What is trust for?
Does it help us do anything good, for instance?
Trust is a funny thing. We use this word for so many things that on first thought don’t seem associated with trust at all.
“My boss doesn’t trust me, he’s a micromanager.”
“The test result is negative, but I don’t know if I can trust it.”
“I can’t trust him to do the laundry.”
It’s an important concept to us, trust. We use it to carry such important relationships forward – or keep them in check.
We’ve all worked with someone who has difficulty trusting subordinates – or more usually, anyone! – to complete tasks without constant monitoring. But most of us don’t work with such a person for very long. No one does – because working within an atmosphere of distrust is intolerable to us; it’s unnatural.
7 people died in 1982 as a result of drug tampering with Tylenol bottles, generating widespread panic. Tylenol changed their packaging. They wanted people to know they could trust Tylenol.

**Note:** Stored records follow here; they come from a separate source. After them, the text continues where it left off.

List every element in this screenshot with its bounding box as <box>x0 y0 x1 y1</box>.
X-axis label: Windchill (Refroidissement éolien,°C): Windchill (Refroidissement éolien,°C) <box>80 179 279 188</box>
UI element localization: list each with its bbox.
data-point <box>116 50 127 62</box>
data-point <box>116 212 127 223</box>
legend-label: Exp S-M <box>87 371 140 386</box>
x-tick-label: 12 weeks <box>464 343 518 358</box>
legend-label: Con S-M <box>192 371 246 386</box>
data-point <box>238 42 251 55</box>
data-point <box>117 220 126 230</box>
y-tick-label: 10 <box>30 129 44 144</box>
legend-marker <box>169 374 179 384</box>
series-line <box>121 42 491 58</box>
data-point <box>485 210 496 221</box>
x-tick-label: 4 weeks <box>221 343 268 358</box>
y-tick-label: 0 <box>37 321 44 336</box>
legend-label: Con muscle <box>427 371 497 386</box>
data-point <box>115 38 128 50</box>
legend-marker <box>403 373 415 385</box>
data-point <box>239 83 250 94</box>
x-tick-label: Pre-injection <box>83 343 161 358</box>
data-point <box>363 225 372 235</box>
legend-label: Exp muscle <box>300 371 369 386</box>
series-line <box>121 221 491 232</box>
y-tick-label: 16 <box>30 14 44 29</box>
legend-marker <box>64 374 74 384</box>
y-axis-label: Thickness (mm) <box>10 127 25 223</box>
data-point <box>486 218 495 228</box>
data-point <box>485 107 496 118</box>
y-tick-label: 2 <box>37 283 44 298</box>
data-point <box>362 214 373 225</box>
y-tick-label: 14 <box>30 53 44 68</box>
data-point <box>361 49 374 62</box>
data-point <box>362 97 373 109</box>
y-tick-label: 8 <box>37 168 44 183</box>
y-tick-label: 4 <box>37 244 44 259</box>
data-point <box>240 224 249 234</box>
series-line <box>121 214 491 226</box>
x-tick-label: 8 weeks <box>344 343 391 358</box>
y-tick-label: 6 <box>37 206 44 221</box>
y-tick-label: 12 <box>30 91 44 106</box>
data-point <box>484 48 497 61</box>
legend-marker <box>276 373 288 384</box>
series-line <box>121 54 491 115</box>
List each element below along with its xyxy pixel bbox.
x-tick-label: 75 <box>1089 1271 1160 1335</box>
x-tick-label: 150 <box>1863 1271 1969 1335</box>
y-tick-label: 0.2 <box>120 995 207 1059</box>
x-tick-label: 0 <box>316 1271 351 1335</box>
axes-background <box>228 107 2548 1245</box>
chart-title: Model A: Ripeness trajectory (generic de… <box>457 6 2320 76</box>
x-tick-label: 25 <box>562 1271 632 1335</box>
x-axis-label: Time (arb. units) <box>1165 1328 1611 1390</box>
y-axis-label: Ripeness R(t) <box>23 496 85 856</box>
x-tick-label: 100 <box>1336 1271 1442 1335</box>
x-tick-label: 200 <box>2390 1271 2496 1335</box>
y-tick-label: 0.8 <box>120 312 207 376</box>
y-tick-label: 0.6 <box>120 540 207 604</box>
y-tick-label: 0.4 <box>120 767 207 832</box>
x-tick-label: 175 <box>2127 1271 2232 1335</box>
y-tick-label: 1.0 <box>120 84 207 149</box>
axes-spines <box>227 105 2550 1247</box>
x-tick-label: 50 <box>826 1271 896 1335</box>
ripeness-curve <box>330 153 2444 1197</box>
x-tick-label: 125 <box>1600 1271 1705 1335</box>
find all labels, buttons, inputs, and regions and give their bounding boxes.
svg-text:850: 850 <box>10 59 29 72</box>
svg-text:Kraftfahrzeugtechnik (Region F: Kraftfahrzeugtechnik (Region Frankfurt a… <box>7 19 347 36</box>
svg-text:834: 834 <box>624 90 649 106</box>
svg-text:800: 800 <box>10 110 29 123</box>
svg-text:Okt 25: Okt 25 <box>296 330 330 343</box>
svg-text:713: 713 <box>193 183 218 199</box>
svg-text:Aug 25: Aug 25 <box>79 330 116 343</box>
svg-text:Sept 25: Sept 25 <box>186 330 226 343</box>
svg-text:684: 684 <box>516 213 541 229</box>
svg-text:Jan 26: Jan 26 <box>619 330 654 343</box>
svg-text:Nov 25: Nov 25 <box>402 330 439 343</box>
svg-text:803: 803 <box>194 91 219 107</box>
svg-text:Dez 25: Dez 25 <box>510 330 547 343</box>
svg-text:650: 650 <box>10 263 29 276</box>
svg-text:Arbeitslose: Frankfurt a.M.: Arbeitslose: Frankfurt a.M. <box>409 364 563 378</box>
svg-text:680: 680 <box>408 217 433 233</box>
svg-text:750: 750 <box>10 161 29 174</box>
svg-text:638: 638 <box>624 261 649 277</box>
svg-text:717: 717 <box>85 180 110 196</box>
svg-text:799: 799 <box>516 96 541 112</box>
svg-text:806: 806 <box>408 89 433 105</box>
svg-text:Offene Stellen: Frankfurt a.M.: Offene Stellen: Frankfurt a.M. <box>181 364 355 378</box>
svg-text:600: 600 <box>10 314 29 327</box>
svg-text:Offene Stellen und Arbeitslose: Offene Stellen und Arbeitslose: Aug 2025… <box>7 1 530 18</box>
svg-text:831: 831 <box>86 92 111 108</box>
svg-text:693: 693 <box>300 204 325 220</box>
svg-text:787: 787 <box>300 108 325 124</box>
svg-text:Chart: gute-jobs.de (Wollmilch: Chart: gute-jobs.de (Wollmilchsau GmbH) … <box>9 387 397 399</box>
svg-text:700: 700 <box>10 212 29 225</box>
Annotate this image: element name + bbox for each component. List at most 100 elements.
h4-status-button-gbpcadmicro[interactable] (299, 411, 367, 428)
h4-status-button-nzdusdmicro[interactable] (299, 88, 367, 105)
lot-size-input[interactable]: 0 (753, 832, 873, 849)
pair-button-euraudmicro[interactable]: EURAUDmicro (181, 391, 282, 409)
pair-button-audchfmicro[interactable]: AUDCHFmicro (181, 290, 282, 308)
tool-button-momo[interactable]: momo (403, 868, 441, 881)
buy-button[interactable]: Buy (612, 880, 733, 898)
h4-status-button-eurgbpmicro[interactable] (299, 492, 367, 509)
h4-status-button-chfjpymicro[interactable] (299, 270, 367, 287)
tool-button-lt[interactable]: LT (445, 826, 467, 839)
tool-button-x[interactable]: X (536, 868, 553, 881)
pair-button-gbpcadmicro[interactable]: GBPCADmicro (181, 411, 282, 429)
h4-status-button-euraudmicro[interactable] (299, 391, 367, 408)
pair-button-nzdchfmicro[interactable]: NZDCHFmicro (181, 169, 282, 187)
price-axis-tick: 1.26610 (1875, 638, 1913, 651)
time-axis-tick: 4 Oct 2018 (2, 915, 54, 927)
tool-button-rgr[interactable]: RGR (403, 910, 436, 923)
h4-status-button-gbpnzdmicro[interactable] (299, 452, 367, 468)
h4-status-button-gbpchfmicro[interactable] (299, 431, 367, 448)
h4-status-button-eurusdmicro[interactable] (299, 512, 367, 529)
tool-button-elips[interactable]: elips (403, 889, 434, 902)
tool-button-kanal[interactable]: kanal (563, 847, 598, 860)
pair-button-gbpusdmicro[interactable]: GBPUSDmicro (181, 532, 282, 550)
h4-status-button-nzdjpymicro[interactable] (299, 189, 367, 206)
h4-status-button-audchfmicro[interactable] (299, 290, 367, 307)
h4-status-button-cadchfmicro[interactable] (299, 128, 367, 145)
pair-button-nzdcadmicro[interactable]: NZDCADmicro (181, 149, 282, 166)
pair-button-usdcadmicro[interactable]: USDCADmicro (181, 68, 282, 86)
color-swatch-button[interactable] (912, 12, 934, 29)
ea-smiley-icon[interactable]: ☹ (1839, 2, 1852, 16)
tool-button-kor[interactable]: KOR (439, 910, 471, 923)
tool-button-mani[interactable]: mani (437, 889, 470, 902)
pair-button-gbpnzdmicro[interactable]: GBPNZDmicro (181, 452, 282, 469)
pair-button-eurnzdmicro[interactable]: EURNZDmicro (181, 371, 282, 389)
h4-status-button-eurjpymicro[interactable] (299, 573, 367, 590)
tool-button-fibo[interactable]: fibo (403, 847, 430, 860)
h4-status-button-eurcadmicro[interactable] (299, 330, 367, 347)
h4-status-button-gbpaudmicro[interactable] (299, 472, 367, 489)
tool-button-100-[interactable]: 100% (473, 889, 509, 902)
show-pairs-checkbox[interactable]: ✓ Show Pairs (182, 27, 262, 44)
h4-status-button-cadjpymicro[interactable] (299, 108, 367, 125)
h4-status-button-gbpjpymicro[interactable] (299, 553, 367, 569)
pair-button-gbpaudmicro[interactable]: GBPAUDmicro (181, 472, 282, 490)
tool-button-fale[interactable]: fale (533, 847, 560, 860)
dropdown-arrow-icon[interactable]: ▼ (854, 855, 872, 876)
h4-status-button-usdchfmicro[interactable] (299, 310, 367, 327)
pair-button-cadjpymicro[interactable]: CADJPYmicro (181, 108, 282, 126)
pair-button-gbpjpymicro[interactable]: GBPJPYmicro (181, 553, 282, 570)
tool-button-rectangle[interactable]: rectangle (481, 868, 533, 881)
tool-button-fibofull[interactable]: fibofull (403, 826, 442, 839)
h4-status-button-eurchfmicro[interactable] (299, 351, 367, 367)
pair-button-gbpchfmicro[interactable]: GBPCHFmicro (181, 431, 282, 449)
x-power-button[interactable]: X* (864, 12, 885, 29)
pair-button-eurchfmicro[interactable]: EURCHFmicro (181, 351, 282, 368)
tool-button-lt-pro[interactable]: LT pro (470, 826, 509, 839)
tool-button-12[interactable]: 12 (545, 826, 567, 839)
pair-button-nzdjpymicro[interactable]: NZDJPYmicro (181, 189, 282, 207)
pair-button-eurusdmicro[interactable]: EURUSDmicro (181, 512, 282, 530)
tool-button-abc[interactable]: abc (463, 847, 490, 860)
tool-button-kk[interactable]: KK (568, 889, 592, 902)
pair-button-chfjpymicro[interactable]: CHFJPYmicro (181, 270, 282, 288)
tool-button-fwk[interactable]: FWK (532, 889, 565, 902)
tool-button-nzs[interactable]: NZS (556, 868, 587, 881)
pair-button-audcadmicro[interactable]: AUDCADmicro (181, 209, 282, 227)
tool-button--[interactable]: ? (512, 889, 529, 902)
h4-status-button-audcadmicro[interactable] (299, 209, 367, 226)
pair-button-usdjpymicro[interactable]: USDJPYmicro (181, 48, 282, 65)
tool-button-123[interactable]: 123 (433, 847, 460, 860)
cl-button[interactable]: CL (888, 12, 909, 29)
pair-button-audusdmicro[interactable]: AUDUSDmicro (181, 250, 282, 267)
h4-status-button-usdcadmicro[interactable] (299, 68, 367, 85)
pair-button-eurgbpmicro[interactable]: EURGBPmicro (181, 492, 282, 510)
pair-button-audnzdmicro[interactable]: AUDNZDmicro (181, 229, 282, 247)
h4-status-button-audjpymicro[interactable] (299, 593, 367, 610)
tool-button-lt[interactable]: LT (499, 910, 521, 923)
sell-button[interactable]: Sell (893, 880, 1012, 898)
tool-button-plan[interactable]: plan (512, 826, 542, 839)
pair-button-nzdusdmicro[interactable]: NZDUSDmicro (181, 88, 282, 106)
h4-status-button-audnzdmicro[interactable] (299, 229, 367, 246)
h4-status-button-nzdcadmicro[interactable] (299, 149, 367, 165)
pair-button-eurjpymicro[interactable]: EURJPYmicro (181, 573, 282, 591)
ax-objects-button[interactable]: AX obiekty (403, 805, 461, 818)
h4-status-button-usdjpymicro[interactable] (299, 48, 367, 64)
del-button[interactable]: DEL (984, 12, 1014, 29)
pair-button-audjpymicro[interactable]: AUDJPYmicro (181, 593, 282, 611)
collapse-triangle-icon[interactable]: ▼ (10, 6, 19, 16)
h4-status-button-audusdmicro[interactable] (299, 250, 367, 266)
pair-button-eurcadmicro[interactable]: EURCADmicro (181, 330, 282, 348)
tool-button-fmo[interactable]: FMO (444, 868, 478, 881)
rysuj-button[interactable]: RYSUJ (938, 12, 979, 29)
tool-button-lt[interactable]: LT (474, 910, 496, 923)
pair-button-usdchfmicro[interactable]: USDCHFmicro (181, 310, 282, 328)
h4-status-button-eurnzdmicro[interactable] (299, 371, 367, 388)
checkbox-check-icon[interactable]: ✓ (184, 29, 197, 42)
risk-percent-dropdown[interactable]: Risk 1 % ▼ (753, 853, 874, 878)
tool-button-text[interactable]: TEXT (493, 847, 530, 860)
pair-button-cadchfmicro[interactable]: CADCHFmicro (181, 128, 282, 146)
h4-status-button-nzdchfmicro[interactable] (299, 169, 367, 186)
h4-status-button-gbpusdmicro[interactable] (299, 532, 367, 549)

The kind of trust Tylenol struggled with, through no fault of its own — corporate trust — is clear-cut. You believe Tylenol is safe, or you don’t, and you act on that belief. It’s simple, clear, and measurable. That’s because your relationship with Tylenol is transactional. It’s sufficient that you trust them in a fairly narrow lane. Within that lane, you may have very low tolerance for failure, but it’s a known quantity. Tylenol can determine what is necessary to earn your trust, and Tylenol can measure when it has achieved it.
But what about our more complex relationships, at work, at home, in private life? Those are much harder to pin down.
My friend Tom is brilliant — fast on his feet, intuitive, decisive, and with exceptional instincts. And for years he struggled professionally — he couldn’t maintain the staff continuity close to him that he needed to undertake the bold initiatives he envisioned. And he couldn’t think why.
“They don’t understand how important this project is-” Tom would begin, and I would know another associate would soon have one foot out the door. When only Tom appreciated the project, only Tom would soon be left holding the bag. It happened again and again, and finally Tom asked my advice.
“What would happen if you just … trusted your team to do it?”
Tom’s face actually turned white — it was just like a Victorian novel. He couldn’t imagine it.
“Seriously,” I said, “what if you just left town?”
Every year Tom and his wife went away, just the two of them, for two weeks. The annual trip wasn’t far off.
We talked through strategy and he decided to start small — to kick off a project the week before departing for vacation, and let the team manage it without his interference (“supervision” was the word Tom would prefer).
Of course it was fine; it’s always fine.
Tom never became a person who trusted easily, or without a careful assessment of the other person. But he did come to see that he wasn’t the only person who could do things. It transformed his professional life, but more, it freed him from a terrible loneliness.
Trust is a powerful thing.
What about abused trust? That’s still more complex.
Betsy is struggling: she’s a recent empty-nester, and a long-term professional engagement that’s deeply meaningful to her is nearing its conclusion. Her marriage is going through a period of adjustment. Everything feels uncertain.
So Betsy reaches out to friends and family, asking for support. But the support they can and do offer isn’t what she hoped, and Betsy becomes angry.
“I can’t trust anyone,” Betsy tells me, “they’re all let me down.”
But perhaps that’s not so straightforward. What Betsy wanted from her friend was a kind of therapeutic solution which they couldn’t provide. Betsy’s real problem is not one of trust at all, but of asking the right people for the right things. It’s a problem of appropriateness.
Developing habits of trust is alchemical, or can be. It can transform relationships and fire them with new potential and energy. But what are we willing to bring to trusting exchanges? How do we consider them? What do we want them to become?